The Graduate Scholar Series highlights Scholar awardees who have graduated from our program by successfully obtaining extramural funding. These interviews share their research, progress, words of wisdom, and how the program has been beneficial to them.
Soonjo Hwang, MD, is an Assistant Professor in the Department of Psychiatry at the University of Nebraska Medical Center. He is also a recipient of the 2017 Great Plains IDeA CTR Scholar Award. Get more information on his study HERE.
GP IDeA-CTR: Can you briefly explain the nature of your study?

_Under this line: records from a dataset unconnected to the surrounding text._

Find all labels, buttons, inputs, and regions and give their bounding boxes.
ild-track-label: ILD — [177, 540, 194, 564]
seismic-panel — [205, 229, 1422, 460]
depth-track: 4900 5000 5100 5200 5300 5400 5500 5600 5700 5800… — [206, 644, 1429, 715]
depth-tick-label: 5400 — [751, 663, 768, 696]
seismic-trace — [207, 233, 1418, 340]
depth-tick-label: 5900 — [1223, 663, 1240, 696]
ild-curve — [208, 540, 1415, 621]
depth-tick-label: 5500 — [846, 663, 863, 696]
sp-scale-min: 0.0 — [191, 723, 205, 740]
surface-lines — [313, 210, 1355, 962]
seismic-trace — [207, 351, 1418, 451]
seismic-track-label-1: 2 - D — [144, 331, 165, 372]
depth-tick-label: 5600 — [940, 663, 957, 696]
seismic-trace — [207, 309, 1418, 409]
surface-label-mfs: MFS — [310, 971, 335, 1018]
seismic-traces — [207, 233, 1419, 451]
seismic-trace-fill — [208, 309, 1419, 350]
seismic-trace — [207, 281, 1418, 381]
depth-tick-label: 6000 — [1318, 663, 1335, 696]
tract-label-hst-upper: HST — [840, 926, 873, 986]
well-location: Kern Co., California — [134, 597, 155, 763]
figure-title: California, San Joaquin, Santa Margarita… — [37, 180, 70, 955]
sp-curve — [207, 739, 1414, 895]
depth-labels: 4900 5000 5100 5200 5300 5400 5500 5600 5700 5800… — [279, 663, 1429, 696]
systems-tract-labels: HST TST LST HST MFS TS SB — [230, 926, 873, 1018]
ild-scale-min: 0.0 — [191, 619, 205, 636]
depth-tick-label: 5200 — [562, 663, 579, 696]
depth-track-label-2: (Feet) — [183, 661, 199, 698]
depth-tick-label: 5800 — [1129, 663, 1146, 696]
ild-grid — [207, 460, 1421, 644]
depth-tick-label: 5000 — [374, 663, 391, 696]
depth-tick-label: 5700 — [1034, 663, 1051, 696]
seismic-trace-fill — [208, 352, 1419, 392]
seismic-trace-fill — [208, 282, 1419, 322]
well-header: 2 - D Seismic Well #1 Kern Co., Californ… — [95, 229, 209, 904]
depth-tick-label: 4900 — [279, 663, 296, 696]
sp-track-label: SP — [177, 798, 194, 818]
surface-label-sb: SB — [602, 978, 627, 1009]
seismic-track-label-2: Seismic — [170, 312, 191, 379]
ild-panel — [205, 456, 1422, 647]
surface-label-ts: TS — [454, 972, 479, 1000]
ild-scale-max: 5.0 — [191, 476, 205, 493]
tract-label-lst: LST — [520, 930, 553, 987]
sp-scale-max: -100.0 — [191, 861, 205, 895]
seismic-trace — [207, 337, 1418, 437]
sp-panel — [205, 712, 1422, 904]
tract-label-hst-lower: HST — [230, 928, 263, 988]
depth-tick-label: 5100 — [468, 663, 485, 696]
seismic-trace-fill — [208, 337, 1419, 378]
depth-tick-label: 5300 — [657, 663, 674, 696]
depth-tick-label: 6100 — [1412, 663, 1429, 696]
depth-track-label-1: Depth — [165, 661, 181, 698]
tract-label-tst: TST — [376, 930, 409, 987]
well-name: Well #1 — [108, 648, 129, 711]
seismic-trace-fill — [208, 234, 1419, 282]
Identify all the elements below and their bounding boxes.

Soonjo Hwang: I am conducting a neuroscience-driven clinical trial of intranasal oxytocin spray, for youths struggling with irritability and behavioral/emotional dysregulation. There are many children and adolescents who struggle with behavioral and emotional dysregulation such as anger outbursts, irritable mood, being easily frustrated, and having aggressive/violent behavior. Unfortunately there is no clear pathway of helping them at this point in terms of treatment. Thus, this type of clinical trial is critical to provide better options of treatment in the future.

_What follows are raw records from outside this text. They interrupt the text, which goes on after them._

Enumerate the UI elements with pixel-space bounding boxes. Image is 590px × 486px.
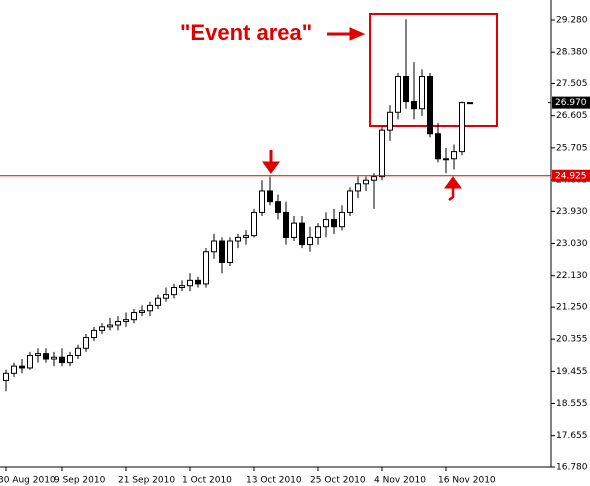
x-tick-label: 1 Oct 2010 — [182, 476, 232, 486]
candle-body — [11, 365, 17, 374]
y-tick-label: 19.455 — [556, 367, 588, 377]
candle-body — [435, 133, 441, 160]
candle-body — [347, 190, 353, 213]
candle-body — [227, 240, 233, 263]
x-tick-label: 9 Sep 2010 — [54, 476, 106, 486]
y-tick-label: 27.505 — [556, 79, 588, 89]
candle-body — [83, 337, 89, 349]
candle-body — [115, 320, 121, 326]
y-tick-label: 22.130 — [556, 271, 588, 281]
y-tick-label: 29.280 — [556, 16, 588, 26]
candle-body — [123, 319, 129, 322]
candle-body — [179, 285, 185, 288]
candle-body — [299, 222, 305, 246]
y-tick-label: 25.705 — [556, 143, 588, 153]
y-tick-label: 21.250 — [556, 303, 588, 313]
up-arrow — [444, 176, 462, 201]
candle-body — [371, 176, 377, 181]
candle-body — [67, 354, 73, 364]
x-tick-label: 4 Nov 2010 — [374, 476, 426, 486]
y-tick-label: 26.605 — [556, 111, 588, 121]
candle-body — [259, 190, 265, 213]
candle-body — [267, 190, 273, 203]
last-price-label: 26.970 — [555, 98, 587, 108]
annotation: "Event area" — [180, 20, 312, 45]
candle-body — [363, 179, 369, 185]
annotation-arrow — [327, 27, 366, 41]
candle-body — [419, 76, 425, 110]
x-tick-label: 13 Oct 2010 — [246, 476, 302, 486]
candle-body — [43, 353, 49, 360]
candle-body — [27, 354, 33, 369]
candle-body — [395, 76, 401, 113]
candle-body — [131, 312, 137, 321]
candle-body — [19, 365, 25, 369]
candle-body — [315, 226, 321, 238]
candle-body — [387, 111, 393, 131]
candle-body — [99, 326, 105, 331]
candle-body — [147, 304, 153, 312]
y-tick-label: 20.355 — [556, 335, 588, 345]
candle-body — [411, 101, 417, 110]
candle-body — [243, 235, 249, 238]
candle-body — [451, 151, 457, 160]
candle-body — [155, 297, 161, 306]
candle-body — [251, 211, 257, 237]
candle-body — [331, 219, 337, 228]
candle-body — [467, 102, 473, 105]
y-tick-label: 28.380 — [556, 48, 588, 58]
candle-body — [323, 219, 329, 228]
candle-body — [283, 211, 289, 238]
y-tick-label: 18.555 — [556, 399, 588, 409]
x-tick-label: 30 Aug 2010 — [0, 476, 56, 486]
candle-body — [379, 129, 385, 178]
y-tick-label: 23.030 — [556, 239, 588, 249]
candle-body — [427, 76, 433, 135]
candle-body — [235, 236, 241, 242]
down-arrow — [262, 150, 280, 174]
candle-body — [291, 222, 297, 238]
x-tick-label: 16 Nov 2010 — [438, 476, 496, 486]
candle-body — [163, 294, 169, 299]
candle-body — [355, 183, 361, 192]
candle-body — [91, 329, 97, 339]
candle-body — [307, 236, 313, 246]
candle-body — [75, 347, 81, 356]
candle-body — [275, 201, 281, 213]
candle-body — [195, 279, 201, 285]
candle-body — [203, 251, 209, 285]
candle-body — [403, 76, 409, 103]
y-tick-label: 16.780 — [556, 463, 588, 473]
candle-body — [35, 353, 41, 356]
candle-body — [139, 310, 145, 314]
candle-body — [211, 240, 217, 253]
y-tick-label: 23.930 — [556, 207, 588, 217]
candle-body — [339, 211, 345, 228]
candle-body — [3, 372, 9, 381]
candle-body — [459, 102, 465, 153]
y-tick-label: 17.655 — [556, 431, 588, 441]
event-box — [369, 13, 498, 127]
candle-body — [59, 356, 65, 364]
last-price-box — [552, 96, 590, 109]
level-label: 24.925 — [555, 171, 587, 181]
candle-body — [171, 286, 177, 296]
candle-body — [51, 356, 57, 360]
candle-body — [219, 240, 225, 263]
candle-body — [187, 279, 193, 287]
candle-body — [443, 158, 449, 161]
candle-body — [107, 324, 113, 328]
level-label-box — [552, 169, 590, 182]
x-tick-label: 25 Oct 2010 — [310, 476, 366, 486]
x-tick-label: 21 Sep 2010 — [118, 476, 175, 486]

GP IDeA-CTR: How did the Scholar’s Program help you?
Soonjo: It provided great support for my work, in terms of operational cost, personnel time support, and allowing me to use infrastructure of biostatistics, neuroimaging, and clinical trials. At the current stage of my research career, it was critical to have this level of support, to bridge gap between small seed grants and grants for independent researchers. I was able to obtain preliminary data, which attracted the attention of the federal funding agency (NIMH), which led to a collaborative project with them. Again, in addition to the operational cost, support of research time was very critical for me to move forward.
GP IDeA-CTR: What funding did you receive and how will it help move your research forward?

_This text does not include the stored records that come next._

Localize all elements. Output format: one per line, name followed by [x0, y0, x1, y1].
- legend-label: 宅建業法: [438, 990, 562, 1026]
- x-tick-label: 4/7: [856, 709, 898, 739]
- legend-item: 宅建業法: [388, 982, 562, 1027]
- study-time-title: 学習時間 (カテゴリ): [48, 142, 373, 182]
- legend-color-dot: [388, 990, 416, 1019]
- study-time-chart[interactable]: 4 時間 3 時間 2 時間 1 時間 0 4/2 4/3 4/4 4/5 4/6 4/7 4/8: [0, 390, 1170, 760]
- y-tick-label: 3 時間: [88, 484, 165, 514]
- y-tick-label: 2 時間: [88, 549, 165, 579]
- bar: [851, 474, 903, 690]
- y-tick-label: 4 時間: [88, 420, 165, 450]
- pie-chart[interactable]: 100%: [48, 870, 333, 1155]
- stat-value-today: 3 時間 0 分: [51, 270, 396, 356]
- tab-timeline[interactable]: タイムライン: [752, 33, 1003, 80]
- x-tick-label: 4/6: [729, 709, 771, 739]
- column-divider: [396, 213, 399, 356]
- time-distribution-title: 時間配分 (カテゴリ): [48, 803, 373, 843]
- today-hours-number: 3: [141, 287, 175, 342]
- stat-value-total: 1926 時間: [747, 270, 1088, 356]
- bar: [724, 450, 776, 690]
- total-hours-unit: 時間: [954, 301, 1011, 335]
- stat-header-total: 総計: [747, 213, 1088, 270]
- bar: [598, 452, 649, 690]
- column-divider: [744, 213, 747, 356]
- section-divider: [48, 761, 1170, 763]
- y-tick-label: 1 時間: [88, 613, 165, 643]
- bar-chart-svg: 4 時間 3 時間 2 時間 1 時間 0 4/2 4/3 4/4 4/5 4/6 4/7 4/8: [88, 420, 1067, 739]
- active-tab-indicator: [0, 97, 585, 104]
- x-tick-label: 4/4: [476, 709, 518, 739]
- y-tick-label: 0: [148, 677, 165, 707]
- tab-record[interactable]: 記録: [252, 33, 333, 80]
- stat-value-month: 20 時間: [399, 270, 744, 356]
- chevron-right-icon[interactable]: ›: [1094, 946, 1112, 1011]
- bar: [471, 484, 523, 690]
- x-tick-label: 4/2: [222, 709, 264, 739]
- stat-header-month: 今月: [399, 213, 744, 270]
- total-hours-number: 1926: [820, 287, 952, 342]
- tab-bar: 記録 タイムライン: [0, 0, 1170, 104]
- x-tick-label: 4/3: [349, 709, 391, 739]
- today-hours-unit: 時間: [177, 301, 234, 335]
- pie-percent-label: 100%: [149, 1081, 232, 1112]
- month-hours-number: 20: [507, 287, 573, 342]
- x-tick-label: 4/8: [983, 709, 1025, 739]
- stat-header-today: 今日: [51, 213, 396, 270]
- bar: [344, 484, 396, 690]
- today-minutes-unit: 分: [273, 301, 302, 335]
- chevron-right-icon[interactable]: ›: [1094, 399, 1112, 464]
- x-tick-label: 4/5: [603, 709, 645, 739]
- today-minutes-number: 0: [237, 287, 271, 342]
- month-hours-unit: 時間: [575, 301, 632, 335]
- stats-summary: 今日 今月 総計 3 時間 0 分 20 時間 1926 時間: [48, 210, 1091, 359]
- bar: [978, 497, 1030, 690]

Soonjo: I received U01 from NIMH, which support collaborative work between UNMC and NIMH. This will aim to establish pharmacodynamics, and pharmacokinetics of intranasal oxytocin for pediatric population, especially with irritability. The question we will address with this project is to find out if OXT indeed engages at a neural level in the brain circuitry related to emotional and behavioral dysregulation, and find out if there is any correlation between various doses of OXT and the degree of neural changes/peripheral level of OXT induced.
GP IDeA-CTR: Any words of wisdom for future Scholars?
Soonjo: Keep up with hard work. Managing your time wisely. It is always team work. Most of us have much longer and larger CV if we include all the trials and failures, in addition to the successes. It is important to keep that in mind.
GP IDeA-CTR: What impact will your studies have on communities in the near future?
Soonjo: Hopefully we will have better understanding of these youths who have been struggling with challenging issues of mood and behavioral dysregulation. And also hopefully we will provide better treatment options for them. Again, there is not much of optimal treatment for them, and their struggling has huge impact on their family, school, and the community as a whole.
GP IDeA-CTR: What sort of results have you seen in your study so far?
Soonjo: That oxytocin intranasal spray can be potentially a good candidate for future treatment options for youths with irritability and emotional dysregulation. We were able to observe neural level changes by using neuroimaging, functional MRI, when we conducted preliminary data analysis. This is very promising for the future direction of the study.